TITLE:
The Need for a Paradigm Shift in Philosophy, Music and African Studies: A Trilogical Identification of Three Conceptual Relevancies in State Tertiary Education
AUTHORS:
Kingston Chukwunonyelum Ani Casimir, Orajaka Sussan Nwakego, Emmanuel Umezinwa
KEYWORDS:
Curriculum, Philosophy of Music Education, Content Analysis, African Studies, Cultural Education, African Philosophy, Music Education, Nigeria Education
JOURNAL NAME:
Open Journal of Political Science,
Vol.5 No.2,
March
20,
2015
ABSTRACT: The need for a paradigm shift in African development blueprint is also a call for reform of certain critical aspects of education in Africa. In the main stream African studies, this need may be defined as the Africanization of the contents of Africa’s inherited modern educational system. Presently, there is an urgent need for a paradigm shift in the study and practice of music as an integral agenda of African studies and African philosophy. Current educational reforms in both African studies and general education have continued to demand for this shift in the curriculum contents of mainstream African studies that have to do with the philosophy of music education. The trilology of music, philosophy and African studies are the identified three conceptual relevant disciplines where this call should be concentrated and worked out in good time.

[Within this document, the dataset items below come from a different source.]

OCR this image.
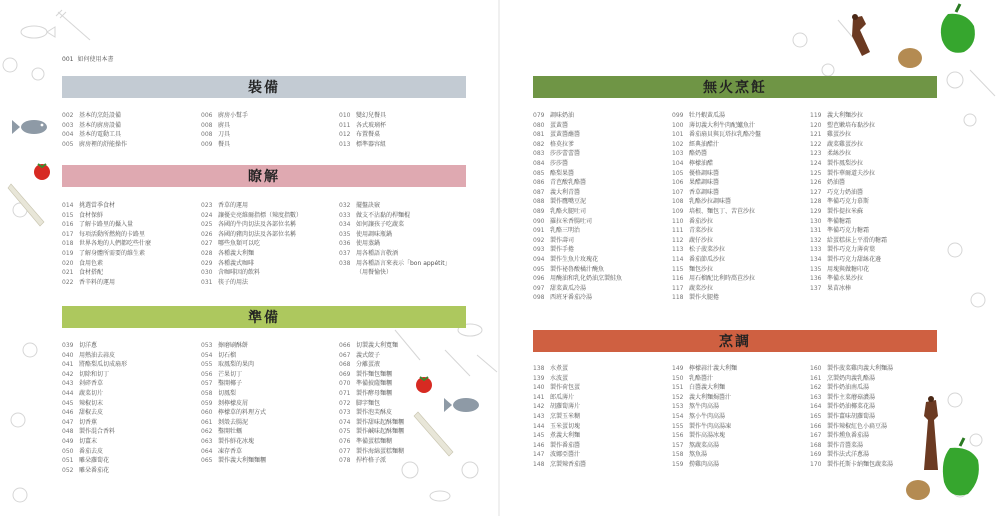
001 如何使用本書
裝備
002 基本的烹飪設備
003 基本的廚房設備
004 基本的電動工具
005 廚房裡的舒能操作
006 廚房小幫手
008 廚具
008 刀具
009 餐具
010 變幻兒餐具
011 各式玻璃杯
012 布置餐桌
013 標準器容組
瞭解
014 挑選當季食材
015 食材保鮮
016 了解卡路里的攝入量
017 每項活動所燃燒的卡路里
018 世界各地的人們都吃些什麼
019 了解身體所需要的維生素
020 食用色素
021 食材搭配
022 香辛料的運用
023 香草的運用
024 讓優史亮維爾指標（辣度指數）
025 各國的牛肉切法及各部位名稱
026 各國的豬肉切法及各部位名稱
027 哪些魚類可以吃
028 各種義大利麵
029 各種義式咖啡
030 含咖啡因的飲料
031 筷子的用法
032 擺盤訣竅
033 做支不沾黏的桿麵棍
034 如何讓孩子吃蔬菜
035 使用調味瓶鍋
036 使用蒸鍋
037 用各種語言敬酒
038 用各種語言來表示「bon appétit」
（用餐愉快）
準備
039 切洋蔥
040 用熱油去蒜皮
041 將酪梨瓜切成扇形
042 切除和切丁
043 剁碎香草
044 蔬菜切片
045 辣椒切末
046 甜椒去皮
047 切香蕉
048 製作混合香料
049 切薑末
050 番茄去皮
051 雕朵蘿蔔花
052 雕朵番茄花
053 擦磨刷酥餅
054 切石榴
055 取鳳梨的果肉
056 芒果切丁
057 鑿開椰子
058 切鳳梨
059 剝檸檬皮屑
060 檸檬草的料理方式
061 剝殼去腸泥
062 鑿開牡蠣
063 製作鮮花冰塊
064 凍存香草
065 製作義大利麵麵糰
066 切製義大利寬麵
067 義式餃子
068 分離蛋液
069 製作麵包麵糰
070 準備披薩麵糰
071 製作酵母麵糰
072 脚字麵包
073 製作泡芙酥皮
074 製作甜味起酥麵糰
075 製作鹹味起酥麵糰
076 準備蛋糕麵糊
077 製作海綿蛋糕麵糊
078 捍杵格子派
無火烹飪
079 調味奶油
080 蛋黃醬
081 蛋黃醬蘸醬
082 格莫拉爹
083 莎莎蕾蕾醬
084 莎莎醬
085 酪梨果醬
086 青芭酸乳酪醬
087 義大利青醬
088 製作鷹嘴豆泥
089 乳酪火腿吐司
090 羅拉米香腸吐司
091 乳酪三明治
092 製作壽司
093 製作手捲
094 製作生魚片玫瑰花
095 製作祕魯酸橘汁醃魚
096 用醃油和乳化奶油烹製鮭魚
097 甜菜黃瓜冷湯
098 西班牙番茄冷湯
099 牡丹蝦黃瓜湯
100 薄切義大利牛肉配鱸魚汁
101 番茄扇貝與瓦塔拉乳酪冷盤
102 經典油醋汁
103 酪奶醬
104 檸檬油醋
105 優格調味醬
106 果醋調味醬
107 香草調味醬
108 乳酪沙拉調味醬
109 培根、麵包丁、苦苣沙拉
110 番茄沙拉
111 青菜沙拉
112 蔬仔沙拉
113 松子菠菜沙拉
114 番茄節瓜沙拉
115 麵包沙拉
116 用石榴配比利時萵苣沙拉
117 蔬菜沙拉
118 製作火腿捲
119 義大利麵沙拉
120 塑芭嫩培布黏沙拉
121 雞蛋沙拉
122 蔬菜雞蛋沙拉
123 柔絲沙拉
124 製作鳳梨沙拉
125 製作華爾道夫沙拉
126 奶油醬
127 巧克力奶油醬
128 準備巧克力慕斯
129 製作提拉米蘇
130 準備糖霜
131 準備巧克力糖霜
132 給蛋糕抹上平滑的糖霜
133 製作巧克力薄荷葉
134 製作巧克力甜絲花邊
135 用塊與做糖印花
136 準備水果沙拉
137 果苗冰棒
烹調
138 水煮蛋
139 水波蛋
140 製作荷包蛋
141 郎瓜薄片
142 胡蘿蔔薄片
143 烹製玉米糊
144 玉米蛋切塊
145 煮義大利麵
146 製作番茄醬
147 波娜亞醬汁
148 烹製辣香茄醬
149 檸檬蒜汁義大利麵
150 乳酪醬汁
151 白醬義大利麵
152 義大利麵焗醬汁
153 熬牛肉高湯
154 熬小牛肉高湯
155 製作牛肉高湯凍
156 製作高湯冰塊
157 熬蔬菜高湯
158 熬魚湯
159 撈雞肉高湯
160 製作菠菜雞肉義大利麵湯
161 烹製奶肉義乳酪湯
162 製作奶油南瓜湯
163 製作主菜蘑菇濃湯
164 製作奶油椰菜花湯
165 製作薑味胡蘿蔔湯
166 製作辣椒紅色小扁豆湯
167 製作燻魚番茄湯
168 製作青醬菜湯
169 製作法式洋蔥湯
170 製作托斯卡納麵包蔬菜湯
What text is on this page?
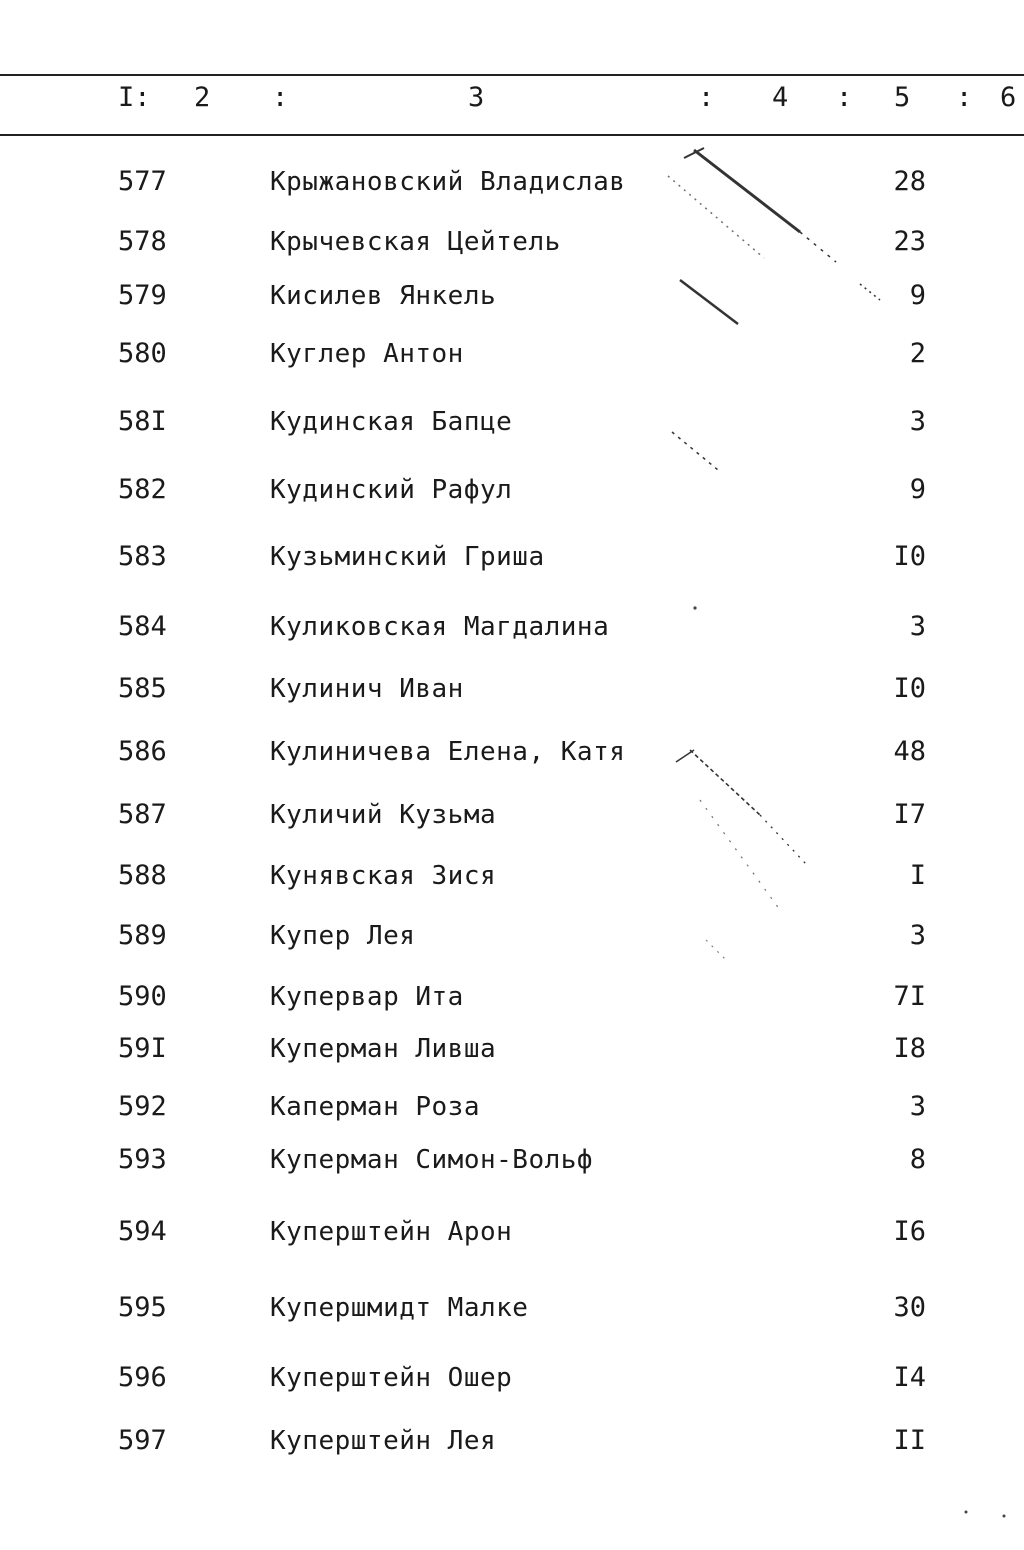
I: 2 :	3	: 4 : 5 : 6
577	Крыжановский Владислав	28
578	Крычевская Цейтель	23
579	Кисилев Янкель	9
580	Куглер Антон	2
58I	Кудинская Бапце	3
582	Кудинский Рафул	9
583	Кузьминский Гриша	I0
584	Куликовская Магдалина	3
585	Кулинич Иван	I0
586	Кулиничева Елена, Катя	48
587	Куличий Кузьма	I7
588	Кунявская Зися	I
589	Купер Лея	3
590	Купервар Ита	7I
59I	Куперман Ливша	I8
592	Каперман Роза	3
593	Куперман Симон-Вольф	8
594	Куперштейн Арон	I6
595	Купершмидт Малке	30
596	Куперштейн Ошер	I4
597	Куперштейн Лея	II
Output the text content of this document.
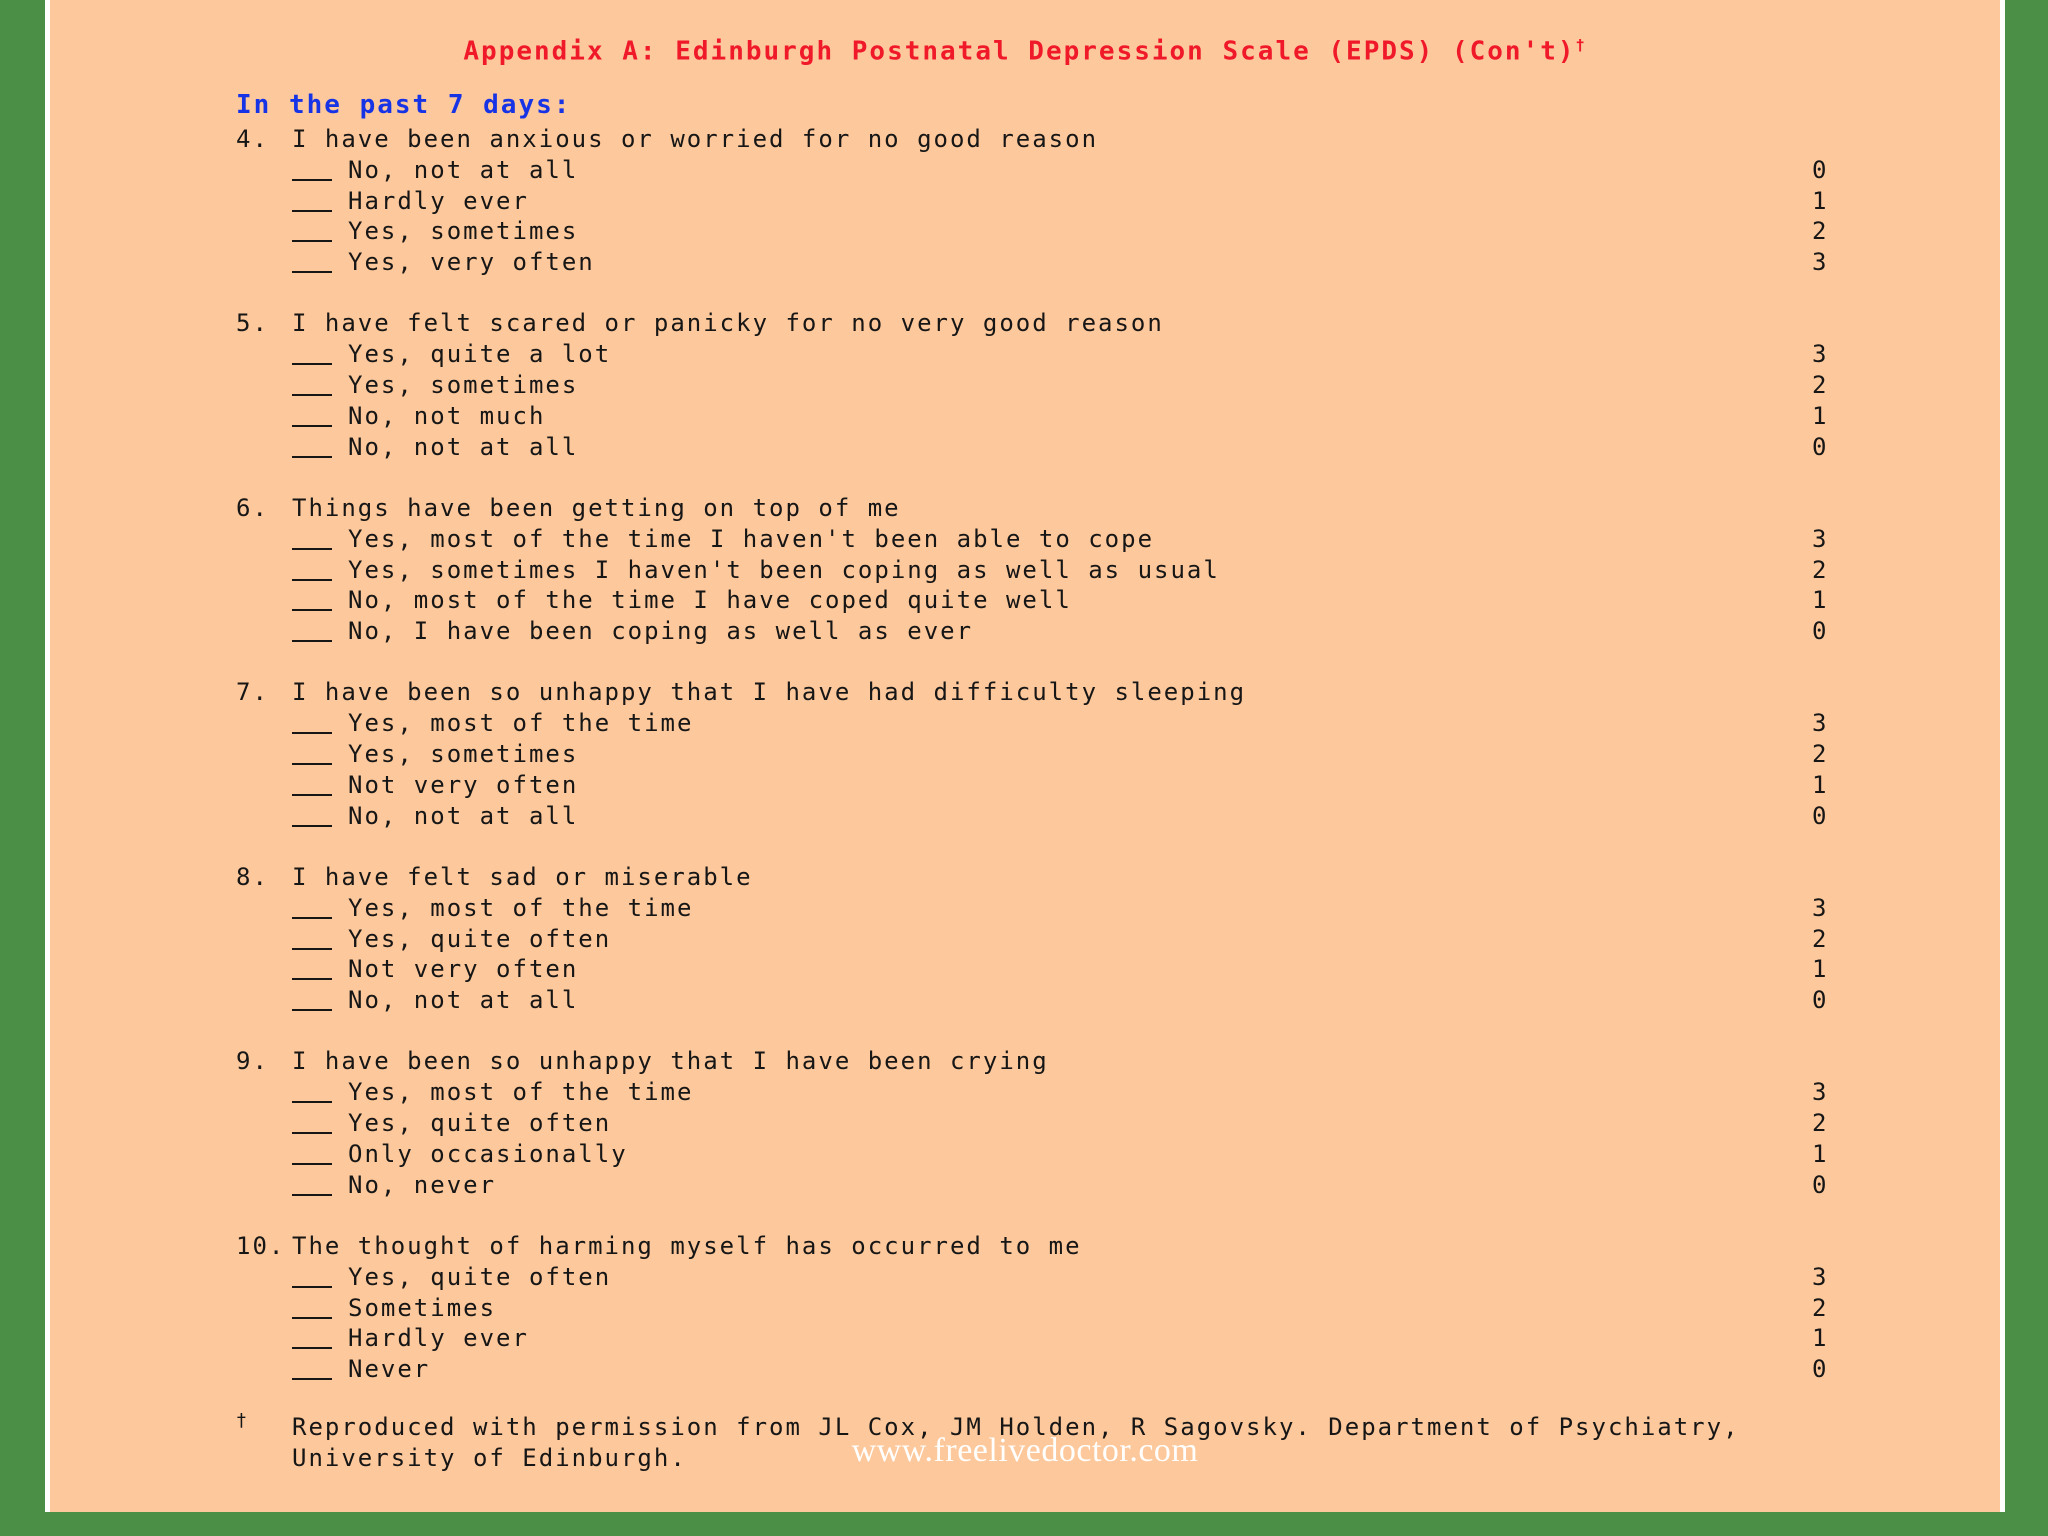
Appendix A: Edinburgh Postnatal Depression Scale (EPDS) (Con't)†
In the past 7 days:
4. I have been anxious or worried for no good reason
No, not at all	0
Hardly ever	1
Yes, sometimes	2
Yes, very often	3
5. I have felt scared or panicky for no very good reason
Yes, quite a lot	3
Yes, sometimes	2
No, not much	1
No, not at all	0
6. Things have been getting on top of me
Yes, most of the time I haven't been able to cope	3
Yes, sometimes I haven't been coping as well as usual	2
No, most of the time I have coped quite well	1
No, I have been coping as well as ever	0
7. I have been so unhappy that I have had difficulty sleeping
Yes, most of the time	3
Yes, sometimes	2
Not very often	1
No, not at all	0
8. I have felt sad or miserable
Yes, most of the time	3
Yes, quite often	2
Not very often	1
No, not at all	0
9. I have been so unhappy that I have been crying
Yes, most of the time	3
Yes, quite often	2
Only occasionally	1
No, never	0
10. The thought of harming myself has occurred to me
Yes, quite often	3
Sometimes	2
Hardly ever	1
Never	0
† Reproduced with permission from JL Cox, JM Holden, R Sagovsky. Department of Psychiatry,
University of Edinburgh.	www.freelivedoctor.com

In essence, this article is a call for state tertiary institutions to “Africanize” music as a discipline, as an art and as a curriculum, using the philosophical analysis derived from the core principles of African studies. Philosophy will help the search for the Africanization of music education by giving it a safe human value base in African philosophy. We have argued in this paper that Western concepts of philosophy and aesthetic education currently taught in the 1950s failed to reflect the human values that are African and this failure and the need to reform their existing content informed the emergence of the centers of African research, renewal and studies known as Institutes of African studies in different Universities in Africa and Europe. Aesthetically speaking, music has a psychological role in culture, arts and the education of indigenous communities in Africa. Aesthetically, musical education based upon Western values alien to Africa has negative implications for the modern musical educational policies, curriculum and practice for the modern African state. From the analytical perspectives of both African Philosophy and African studies, we are able to argue and establish what should constitute the dynamics of new musical paradigm shift in Africa and to define the relevancy of music education to the African educational system, using analytical situation drawn from Nigeria examples in the study.